Permítanme recapitular la idea central que está en juego en esta discusión, a partir de algunas reflexiones anteriores que he desarrollado sobre este problema[2]. Un Estado es laico si cumple con tres condiciones. 1) Si no existe una religión oficial; 2) si se protege la libertad religiosa y la libertad de conciencia de los ciudadanos; 3) si existe genuina  independencia entre el Estado y las iglesias. El Estado democrático no se pronuncia sobre asuntos religiosos y de visión del mundo, de modo que el diseño de las normas y las políticas públicas no proviene de consideraciones de doctrina religiosa. El Estado democrático liberal se cimenta en principios de justicia y valores públicos, edificados sobre la base de un consenso entrecruzado en condiciones de “pluralismo razonable” (Rawls). Tales principios y valores no abarcan el sentido de la totalidad de la vida o la estructura del cosmos; se refieren únicamente a los cimientos de la razón pública y a las bases normativas e institucionales de la convivencia en una sociedad diversa. Otorgar algún privilegio a una perspectiva religiosa puntual o a una iglesia específica implicaría violar uno de los principios básicos de una democracia liberal, que el Estado trate de igual forma a cada uno de los ciudadanos. La democracia liberal no desestima con ello el importante rol de las religiones y visiones del mundo en la vida de las personas, sólo considera que el vínculo religioso y de cosmovisión es un asunto ajeno al ámbito de acción específico del Estado; corresponde a los espacios deliberativos de la sociedad civil el tratamiento y discusión de los temas espirituales y de sentido de la vida; no se trata, tampoco, de asuntos meramente privados.

La relación entre el Estado democrático y las iglesias, no es, pues, de hostilidad, sino de colaboración inter-institucional allí donde no se compromete la neutralidad doctrinal  del propio Estado. La sugerencia de que la preocupación por la constitución de un auténtico Estado laico supone la promoción de alguna clase de enfrentamiento ideológico con los creyentes proviene de la evidente caricaturización de la idea de la laicidad. A menudo se contrasta la “laicidad” – perspectiva que acabamos de describir – y el “laicismo” (la actitud hostil frente a lo religioso), sin detenerse demasiado en desarrollar conceptualmente este contraste, pues – en la pluma de numerosos críticos - los defensores de la neutralidad liberal en materia de religión y cosmovisión son etiquetados como “laicistas”, generadores de una suerte de “des-espiritualización” de la sociedad. Los partidarios del pluralismo liberal son comparados tendenciosamente con los funcionarios comunistas que se propusieron prohibir la práctica de las creencias religiosas en las primeras décadas del siglo XX.

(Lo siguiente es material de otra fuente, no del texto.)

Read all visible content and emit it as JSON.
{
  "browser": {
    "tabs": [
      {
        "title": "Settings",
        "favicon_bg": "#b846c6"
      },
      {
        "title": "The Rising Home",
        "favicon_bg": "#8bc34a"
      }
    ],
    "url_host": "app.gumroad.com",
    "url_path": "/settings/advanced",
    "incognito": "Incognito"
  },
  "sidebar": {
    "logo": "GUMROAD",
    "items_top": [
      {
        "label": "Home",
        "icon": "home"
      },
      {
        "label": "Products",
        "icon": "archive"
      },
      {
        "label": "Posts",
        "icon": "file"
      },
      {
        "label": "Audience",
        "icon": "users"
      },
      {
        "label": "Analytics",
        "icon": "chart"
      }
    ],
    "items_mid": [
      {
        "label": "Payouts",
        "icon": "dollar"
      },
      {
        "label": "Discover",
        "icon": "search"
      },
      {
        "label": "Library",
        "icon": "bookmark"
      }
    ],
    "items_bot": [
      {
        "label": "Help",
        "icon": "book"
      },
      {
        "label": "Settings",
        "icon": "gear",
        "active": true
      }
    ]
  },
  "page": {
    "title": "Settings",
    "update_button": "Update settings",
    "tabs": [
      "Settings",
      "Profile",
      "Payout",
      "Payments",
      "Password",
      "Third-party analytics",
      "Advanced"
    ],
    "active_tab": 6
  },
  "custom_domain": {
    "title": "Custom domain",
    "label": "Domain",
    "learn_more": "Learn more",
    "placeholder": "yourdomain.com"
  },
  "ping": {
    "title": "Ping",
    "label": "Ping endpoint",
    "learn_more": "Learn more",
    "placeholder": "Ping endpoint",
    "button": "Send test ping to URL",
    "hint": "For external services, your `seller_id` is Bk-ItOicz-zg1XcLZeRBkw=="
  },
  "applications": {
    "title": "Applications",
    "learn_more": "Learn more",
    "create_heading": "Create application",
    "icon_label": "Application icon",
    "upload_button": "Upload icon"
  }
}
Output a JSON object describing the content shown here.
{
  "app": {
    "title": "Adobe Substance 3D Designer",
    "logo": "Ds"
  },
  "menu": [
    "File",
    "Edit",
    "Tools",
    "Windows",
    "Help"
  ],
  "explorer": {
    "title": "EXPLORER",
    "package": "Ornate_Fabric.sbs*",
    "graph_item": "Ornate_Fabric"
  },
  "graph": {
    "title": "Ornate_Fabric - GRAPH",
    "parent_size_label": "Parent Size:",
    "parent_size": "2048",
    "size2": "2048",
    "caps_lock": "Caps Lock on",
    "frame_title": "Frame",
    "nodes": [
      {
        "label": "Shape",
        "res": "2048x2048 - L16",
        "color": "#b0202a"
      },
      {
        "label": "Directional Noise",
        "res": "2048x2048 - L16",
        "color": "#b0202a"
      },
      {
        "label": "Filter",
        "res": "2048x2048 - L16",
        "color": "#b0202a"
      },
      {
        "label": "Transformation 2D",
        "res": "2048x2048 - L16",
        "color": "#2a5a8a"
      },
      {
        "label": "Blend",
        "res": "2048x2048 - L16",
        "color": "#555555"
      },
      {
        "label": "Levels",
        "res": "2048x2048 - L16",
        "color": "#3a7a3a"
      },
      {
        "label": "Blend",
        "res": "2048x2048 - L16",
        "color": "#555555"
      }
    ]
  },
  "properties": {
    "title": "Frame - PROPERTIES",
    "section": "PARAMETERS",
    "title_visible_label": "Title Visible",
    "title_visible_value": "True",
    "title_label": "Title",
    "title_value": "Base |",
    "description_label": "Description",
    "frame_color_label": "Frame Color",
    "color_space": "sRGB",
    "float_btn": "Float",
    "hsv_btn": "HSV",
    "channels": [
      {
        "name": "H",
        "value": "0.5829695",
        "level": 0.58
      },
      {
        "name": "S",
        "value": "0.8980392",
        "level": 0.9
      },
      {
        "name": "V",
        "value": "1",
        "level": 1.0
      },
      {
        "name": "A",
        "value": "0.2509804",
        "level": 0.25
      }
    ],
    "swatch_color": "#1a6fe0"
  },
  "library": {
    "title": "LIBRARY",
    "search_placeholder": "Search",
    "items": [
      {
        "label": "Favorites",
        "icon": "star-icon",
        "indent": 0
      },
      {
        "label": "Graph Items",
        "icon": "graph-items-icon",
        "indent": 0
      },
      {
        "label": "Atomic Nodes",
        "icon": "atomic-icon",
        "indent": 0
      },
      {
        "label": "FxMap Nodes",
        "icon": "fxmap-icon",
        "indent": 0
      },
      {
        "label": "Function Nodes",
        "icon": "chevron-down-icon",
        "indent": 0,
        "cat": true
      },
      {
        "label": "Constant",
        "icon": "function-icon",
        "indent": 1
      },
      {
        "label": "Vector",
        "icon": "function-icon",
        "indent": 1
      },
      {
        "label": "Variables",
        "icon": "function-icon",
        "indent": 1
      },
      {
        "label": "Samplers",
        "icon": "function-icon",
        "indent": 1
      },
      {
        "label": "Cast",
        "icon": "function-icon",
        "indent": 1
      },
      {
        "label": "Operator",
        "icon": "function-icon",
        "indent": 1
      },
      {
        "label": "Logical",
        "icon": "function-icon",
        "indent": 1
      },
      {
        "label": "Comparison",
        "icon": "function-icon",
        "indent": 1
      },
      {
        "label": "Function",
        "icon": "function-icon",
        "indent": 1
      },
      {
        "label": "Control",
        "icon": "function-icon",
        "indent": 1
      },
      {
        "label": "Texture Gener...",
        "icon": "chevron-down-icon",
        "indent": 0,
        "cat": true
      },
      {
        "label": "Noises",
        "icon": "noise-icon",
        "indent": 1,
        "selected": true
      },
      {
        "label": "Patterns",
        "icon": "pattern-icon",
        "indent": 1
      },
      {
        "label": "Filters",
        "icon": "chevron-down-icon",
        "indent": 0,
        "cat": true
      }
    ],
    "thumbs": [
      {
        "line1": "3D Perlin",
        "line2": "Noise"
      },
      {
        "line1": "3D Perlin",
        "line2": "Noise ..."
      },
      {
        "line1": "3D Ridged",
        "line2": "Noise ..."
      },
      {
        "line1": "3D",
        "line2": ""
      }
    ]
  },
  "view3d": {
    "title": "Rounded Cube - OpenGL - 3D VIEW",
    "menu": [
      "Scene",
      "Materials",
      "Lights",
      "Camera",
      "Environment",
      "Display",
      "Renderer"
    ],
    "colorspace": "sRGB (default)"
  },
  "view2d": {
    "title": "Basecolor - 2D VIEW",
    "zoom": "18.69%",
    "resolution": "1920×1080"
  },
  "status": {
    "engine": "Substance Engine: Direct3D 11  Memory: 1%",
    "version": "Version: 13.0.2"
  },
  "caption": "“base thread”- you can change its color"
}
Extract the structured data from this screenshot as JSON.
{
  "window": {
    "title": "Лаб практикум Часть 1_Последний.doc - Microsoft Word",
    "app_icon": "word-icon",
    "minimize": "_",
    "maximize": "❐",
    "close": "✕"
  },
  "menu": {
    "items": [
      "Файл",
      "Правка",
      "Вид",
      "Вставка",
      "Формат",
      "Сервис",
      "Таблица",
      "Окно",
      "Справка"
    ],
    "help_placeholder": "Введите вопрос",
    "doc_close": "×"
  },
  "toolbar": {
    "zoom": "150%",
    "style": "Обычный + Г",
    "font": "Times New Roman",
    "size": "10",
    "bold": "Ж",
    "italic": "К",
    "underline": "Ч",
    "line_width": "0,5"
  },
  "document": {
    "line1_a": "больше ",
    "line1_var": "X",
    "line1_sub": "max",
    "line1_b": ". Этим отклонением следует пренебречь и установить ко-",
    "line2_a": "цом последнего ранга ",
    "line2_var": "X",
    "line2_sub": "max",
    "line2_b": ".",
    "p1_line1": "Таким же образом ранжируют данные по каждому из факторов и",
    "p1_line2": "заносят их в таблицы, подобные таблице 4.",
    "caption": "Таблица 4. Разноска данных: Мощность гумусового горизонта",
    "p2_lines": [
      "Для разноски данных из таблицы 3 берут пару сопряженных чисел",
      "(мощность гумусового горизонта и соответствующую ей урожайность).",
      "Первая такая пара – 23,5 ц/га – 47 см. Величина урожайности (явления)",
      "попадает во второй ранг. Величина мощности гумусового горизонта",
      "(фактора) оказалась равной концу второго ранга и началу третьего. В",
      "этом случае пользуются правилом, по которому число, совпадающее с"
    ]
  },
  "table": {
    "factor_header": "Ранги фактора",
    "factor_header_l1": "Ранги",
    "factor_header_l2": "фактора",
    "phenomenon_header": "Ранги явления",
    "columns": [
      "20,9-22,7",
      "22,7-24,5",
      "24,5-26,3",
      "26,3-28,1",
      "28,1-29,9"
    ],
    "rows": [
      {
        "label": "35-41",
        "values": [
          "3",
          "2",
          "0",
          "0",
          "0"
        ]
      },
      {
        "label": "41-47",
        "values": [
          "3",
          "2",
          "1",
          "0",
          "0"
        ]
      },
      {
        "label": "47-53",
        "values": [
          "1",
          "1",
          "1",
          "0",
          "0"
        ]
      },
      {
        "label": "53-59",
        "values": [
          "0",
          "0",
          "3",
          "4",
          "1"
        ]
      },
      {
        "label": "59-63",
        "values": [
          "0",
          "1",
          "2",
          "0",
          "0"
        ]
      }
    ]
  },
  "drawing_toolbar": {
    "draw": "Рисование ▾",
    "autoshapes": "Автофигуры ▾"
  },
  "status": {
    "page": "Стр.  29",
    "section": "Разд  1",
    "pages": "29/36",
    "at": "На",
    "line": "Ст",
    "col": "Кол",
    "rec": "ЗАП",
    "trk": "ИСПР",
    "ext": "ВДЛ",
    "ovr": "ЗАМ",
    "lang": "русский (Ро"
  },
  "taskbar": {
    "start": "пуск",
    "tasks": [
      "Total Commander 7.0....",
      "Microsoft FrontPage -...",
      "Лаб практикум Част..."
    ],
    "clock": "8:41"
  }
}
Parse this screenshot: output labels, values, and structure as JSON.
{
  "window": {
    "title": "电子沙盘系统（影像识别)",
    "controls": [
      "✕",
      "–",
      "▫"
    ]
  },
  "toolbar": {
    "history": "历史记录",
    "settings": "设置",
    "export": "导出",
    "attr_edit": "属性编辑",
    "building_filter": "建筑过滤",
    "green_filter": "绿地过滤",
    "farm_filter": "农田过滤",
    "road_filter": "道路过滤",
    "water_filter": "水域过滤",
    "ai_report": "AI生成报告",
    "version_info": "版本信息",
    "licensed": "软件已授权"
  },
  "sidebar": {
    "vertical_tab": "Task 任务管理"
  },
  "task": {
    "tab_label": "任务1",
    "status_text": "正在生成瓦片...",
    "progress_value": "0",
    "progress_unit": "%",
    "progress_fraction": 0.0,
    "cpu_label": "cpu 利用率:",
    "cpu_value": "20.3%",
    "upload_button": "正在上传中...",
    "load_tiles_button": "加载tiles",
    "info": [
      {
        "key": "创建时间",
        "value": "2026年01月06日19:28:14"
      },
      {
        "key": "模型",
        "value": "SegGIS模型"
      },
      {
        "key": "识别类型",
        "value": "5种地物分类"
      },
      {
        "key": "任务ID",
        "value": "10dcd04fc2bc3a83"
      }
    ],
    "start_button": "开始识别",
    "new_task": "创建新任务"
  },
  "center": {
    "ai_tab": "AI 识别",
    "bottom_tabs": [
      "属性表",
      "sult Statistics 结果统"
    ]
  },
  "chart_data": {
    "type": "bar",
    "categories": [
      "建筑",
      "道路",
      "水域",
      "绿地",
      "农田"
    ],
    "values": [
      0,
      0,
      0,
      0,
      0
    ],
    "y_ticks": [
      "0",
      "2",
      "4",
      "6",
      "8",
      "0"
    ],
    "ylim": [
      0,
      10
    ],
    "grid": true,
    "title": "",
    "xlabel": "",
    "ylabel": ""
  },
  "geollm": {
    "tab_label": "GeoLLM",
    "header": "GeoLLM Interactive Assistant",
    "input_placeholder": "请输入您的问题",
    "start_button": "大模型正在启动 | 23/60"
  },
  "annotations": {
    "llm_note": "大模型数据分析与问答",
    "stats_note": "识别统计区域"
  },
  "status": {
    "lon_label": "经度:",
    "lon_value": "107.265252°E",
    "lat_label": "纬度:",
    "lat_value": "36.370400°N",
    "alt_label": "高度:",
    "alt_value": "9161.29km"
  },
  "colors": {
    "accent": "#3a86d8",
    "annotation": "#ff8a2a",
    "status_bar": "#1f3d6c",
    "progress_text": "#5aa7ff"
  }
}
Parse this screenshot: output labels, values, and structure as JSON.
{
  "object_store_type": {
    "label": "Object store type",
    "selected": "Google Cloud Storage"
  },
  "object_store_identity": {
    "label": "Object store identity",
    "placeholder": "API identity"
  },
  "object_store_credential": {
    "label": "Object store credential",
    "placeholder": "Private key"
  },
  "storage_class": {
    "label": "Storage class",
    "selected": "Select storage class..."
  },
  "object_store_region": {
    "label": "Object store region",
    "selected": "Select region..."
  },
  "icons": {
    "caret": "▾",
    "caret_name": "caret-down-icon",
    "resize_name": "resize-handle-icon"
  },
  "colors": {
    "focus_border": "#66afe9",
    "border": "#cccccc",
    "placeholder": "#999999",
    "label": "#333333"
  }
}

Una columnista de un portal tradicionalista, Karina Flores Yataco, plantea las siguientes preguntas en torno a las potenciales acciones de un Estado laico. En ellas puede reconocerse un propósito polémico antes qué explicativo, pero a la vez ellas ponen de manifiesto con claridad el nivel de crispación y conflictividad que caracterizan este debate en la hora presente en el país:

“Entonces si el Estado es laico, por qué no quitan todos los símbolos religiosos, o retiran las fechas religiosas del calendario nacional, por qué permiten procesiones en el país, porqué tiene que haber presencia de la Iglesia en la sociedad”[3].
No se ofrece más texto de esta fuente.